Die Sanierung der Hamburger Straße in Ahrensburg schreitet voran. Die Zahl der Parkplätze soll auf ein Minimum heruntergefahren werden. Matthias Timm, Chef des dort ansässigen Kaufhauses Nessler, ist mit seiner Geduld am Ende. Er bietet an, die Stadt Ahrensburg im Norden des Kreises an der A 20 komplett neu aufzubauen – mit ausreichend innerstädtischen Parkplätzen. Wegen eines Grundstücks sei er bereits in Verhandlungen mit ortsansässigen Landwirten. Im Ahrensburger Rathaus wird die Idee zurückhaltend aufgenommen. Bürgermeister Sarach äußert die Befürchtung, dass ein solcher Neubau europaweit ausgeschrieben werden müsste. Denn es dürfte sicherlich noch andere Unternehmen geben, die Interesse hätten, eine Stadt wie Ahrensburg zu betreiben.

Dezember 2020

Sollen die Sportplätze vom Stormarnplatz im Ahrensburger Zentrum ins Gewerbegebiet verlegt werden? Ein externer Dienstleister hat im Auftrag der Verwaltung ein Sportstättenentwicklungsplanrealisierungschancenauslotungsgutachten erstellt und in der letzten Stadtverordnetenversammlung den Politikern vorgestellt. Aufgrund der Komplexität des Namens melden die Fraktionen Beratungsbedarf an und vertagen einen Beschluss auf das kommende Jahr.

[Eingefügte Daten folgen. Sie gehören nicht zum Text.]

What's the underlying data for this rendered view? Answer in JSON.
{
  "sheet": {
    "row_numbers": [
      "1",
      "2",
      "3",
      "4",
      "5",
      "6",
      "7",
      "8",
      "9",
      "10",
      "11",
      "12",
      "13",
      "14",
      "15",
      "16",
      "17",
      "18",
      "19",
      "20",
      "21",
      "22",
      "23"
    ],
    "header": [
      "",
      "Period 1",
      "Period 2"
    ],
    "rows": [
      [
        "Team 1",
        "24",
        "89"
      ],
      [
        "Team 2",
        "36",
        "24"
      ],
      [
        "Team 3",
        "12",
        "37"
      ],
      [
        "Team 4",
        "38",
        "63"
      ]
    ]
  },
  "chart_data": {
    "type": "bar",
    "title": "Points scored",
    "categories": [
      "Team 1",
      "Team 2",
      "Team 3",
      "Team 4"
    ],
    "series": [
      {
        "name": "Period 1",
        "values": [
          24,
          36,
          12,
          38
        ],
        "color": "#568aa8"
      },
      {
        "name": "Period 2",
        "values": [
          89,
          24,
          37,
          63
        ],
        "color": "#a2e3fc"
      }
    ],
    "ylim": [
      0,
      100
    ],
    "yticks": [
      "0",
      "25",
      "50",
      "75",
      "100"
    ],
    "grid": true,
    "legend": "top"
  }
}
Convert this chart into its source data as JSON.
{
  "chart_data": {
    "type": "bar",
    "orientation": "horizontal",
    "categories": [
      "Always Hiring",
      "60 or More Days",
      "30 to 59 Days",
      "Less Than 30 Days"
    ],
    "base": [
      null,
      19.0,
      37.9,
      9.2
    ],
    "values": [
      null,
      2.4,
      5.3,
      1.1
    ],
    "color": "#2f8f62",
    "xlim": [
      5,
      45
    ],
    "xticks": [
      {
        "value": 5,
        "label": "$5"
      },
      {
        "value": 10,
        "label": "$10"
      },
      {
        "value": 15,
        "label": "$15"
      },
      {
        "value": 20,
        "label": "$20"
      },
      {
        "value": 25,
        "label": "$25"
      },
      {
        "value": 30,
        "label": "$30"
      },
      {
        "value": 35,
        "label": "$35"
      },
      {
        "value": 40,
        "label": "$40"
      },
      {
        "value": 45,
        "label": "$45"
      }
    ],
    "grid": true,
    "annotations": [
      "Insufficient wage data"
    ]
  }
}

Das Jahr endet, wie es begonnen hat – mit einem handfesten Skandal: Am Silvesterabend um kurz vor Mitternacht liegen überall Reste von Böllern und Raketen auf den Straßen. Vom Bauhof und von der AWSH ist nichts zu sehen. Und in den Rathäusern laufen nur die Anrufbeantworter.